The majority does not pretend to evaluate the technical adequacy of NRC's safety analysis, nor does it find that petitioners met their burden by showing that the NRC's determination was arbitrary and capricious. Instead, it seizes on the language "[c]reate[s] the possibility of a new or different kind of accident from any accident previously evaluated," 10 C.F.R. § 50.92(2), and applies that to the potential of rack-wall collisions. There its analysis stops. The potential of such an "accident" becomes a per se violation of the NRC's standard. The NRC evaluated the consequences of seismic rack-wall collisions, and determined that no significant hazard existed. Safety Evaluation, supra 3, at 11-14, 28, and App. A at 43-48.2 The simple possibility of a rack-wall collision should not be sufficient to overturn an NRC order. The NRC and petitioners are concerned with the possibility of nuclear accidents and radiation leakage; it is to these consequences that the NRC directed the thrust of its technical evaluations.3

To bolster its argument that the NRC failed to follow its own standards, the majority implies that the NRC's no significant hazards determination is inconsistent with its decision to hold later hearings. Maj. op. at 8. That interpretation is [17 ELR 20015] incorrect. Congress anticipated that requested hearings would follow a no significant hazards determination. To suggest otherwise is not only bad interpretation, it is bad public policy. It places the NRC in the position of either holding a pre-amendment hearing whenever a contention warrants a hearing, or denying the contentions that qualify a post-amendment hearing in order to justify its no significant hazards determination. Neither result is desirable. The court should recognize that the Commission acted responsibly in applying its threshold screening criteria to qualify contentions for a hearing, and that process does not cast doubt on its no significant hazards determinations.
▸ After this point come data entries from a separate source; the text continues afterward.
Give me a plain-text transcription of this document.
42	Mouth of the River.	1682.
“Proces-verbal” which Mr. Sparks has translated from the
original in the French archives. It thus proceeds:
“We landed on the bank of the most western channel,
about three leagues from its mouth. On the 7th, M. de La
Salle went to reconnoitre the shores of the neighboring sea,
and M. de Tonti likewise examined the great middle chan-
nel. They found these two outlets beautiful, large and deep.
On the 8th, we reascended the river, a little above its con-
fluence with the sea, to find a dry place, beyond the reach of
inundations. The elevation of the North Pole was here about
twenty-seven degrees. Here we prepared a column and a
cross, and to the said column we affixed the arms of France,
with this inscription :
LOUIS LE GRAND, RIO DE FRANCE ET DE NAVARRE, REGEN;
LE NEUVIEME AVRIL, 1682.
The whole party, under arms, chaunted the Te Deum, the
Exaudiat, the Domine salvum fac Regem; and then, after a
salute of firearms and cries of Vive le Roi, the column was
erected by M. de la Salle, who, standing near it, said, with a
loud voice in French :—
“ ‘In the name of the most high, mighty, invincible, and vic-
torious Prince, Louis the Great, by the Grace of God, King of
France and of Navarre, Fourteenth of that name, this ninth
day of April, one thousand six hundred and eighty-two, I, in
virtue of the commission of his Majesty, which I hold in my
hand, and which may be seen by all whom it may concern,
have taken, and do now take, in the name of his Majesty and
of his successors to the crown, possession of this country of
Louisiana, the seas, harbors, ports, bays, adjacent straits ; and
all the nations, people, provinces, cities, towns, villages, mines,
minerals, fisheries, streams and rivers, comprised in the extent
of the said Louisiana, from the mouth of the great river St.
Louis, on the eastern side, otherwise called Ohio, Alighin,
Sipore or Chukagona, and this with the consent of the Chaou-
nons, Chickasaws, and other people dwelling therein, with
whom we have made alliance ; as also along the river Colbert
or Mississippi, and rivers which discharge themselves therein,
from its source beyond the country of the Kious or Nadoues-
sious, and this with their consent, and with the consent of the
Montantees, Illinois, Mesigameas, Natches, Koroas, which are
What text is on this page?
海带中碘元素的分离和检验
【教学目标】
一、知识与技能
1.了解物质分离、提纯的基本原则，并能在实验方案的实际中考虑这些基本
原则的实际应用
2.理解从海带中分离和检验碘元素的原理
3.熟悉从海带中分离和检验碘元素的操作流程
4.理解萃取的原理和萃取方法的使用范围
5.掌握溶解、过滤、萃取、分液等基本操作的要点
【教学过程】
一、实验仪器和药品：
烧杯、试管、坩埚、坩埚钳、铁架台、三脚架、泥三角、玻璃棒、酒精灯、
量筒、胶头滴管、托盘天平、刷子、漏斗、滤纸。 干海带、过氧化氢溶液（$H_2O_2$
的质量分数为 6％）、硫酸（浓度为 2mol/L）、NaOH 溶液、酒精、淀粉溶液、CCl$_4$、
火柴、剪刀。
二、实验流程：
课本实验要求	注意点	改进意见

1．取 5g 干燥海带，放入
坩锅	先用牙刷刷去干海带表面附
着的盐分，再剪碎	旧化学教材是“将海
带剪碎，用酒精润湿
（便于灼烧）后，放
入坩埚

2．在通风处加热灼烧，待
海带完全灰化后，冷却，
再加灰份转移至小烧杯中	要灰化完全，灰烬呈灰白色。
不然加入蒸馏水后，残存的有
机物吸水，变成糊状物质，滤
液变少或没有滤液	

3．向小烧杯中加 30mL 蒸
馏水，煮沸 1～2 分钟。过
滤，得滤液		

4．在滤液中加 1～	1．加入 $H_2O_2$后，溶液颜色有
In overturning the Commission's order, the majority dubiously applies its intuition to a complex technical matter. The practical and economic consequences of this decision are not trivial. The reconfiguration of the spent fuel pools will now be done "wet" after an initial load of spent fuel rods have been placed in the pool. Thus, PG&E workers will be required to work underwater in a radioactive environment. The current dry, unirradiated environment of Diablo Canyon's pools will be irretrievably lost.

1. In its Memorandum and Order of July 22, 1986, the Commission, though not persuaded that its staff erred in its determination of no significant hazards for the entire reracking process, granted petitioner's request for a stay of the amendment authorizing an increase in the total spent fuel capacity of each pool. Thue, the only question before this court is the immediately effective amendment allowing installation of free-standing spent fuel racks rather than the currently authorized anchored racks. See NRC Memorandum and Order CLI-86-12 at 18 (July 22, 1986).

2. The NRC notes that free-standing spent fuel racks are not new to the nuclear industry, and increasingly replace anchored fuel racks. See Memorandum and Order CLI-86-12 at 13 (July 22, 1986). PG&E characterizes the free-standing racks as the product of advanced technology that, by allowing sliding movement, reduces seismic stresses that can occur on racks restrained by anchor bolts.

3. I confess to being confused about the majority's actual rationale. It asserts that the amendment "creates the possibility that, in the event of an earthquake, the racks will collide with the walls of the pools or with each other, enhancing the risk of a nuclear reaction occurring in the pools." Maj. op. at 8 (emphasis added). Thus it creates the possibility of a new or different kind of accident. Id. At the same time, the majority concedes that the NRC analyzed the possibility of an earthquake related nuclear reaction in the pools in connection with the original license, and that the NRC is satisfied that the new racks will not increase that possibility; but this does not mean that no new or different kind of accident is involved. Id. Does the majority mean that the NRC is technically wrong on the nuclear reaction issue? If so, it has preempted the NRC's role, and accorded it no deference at all.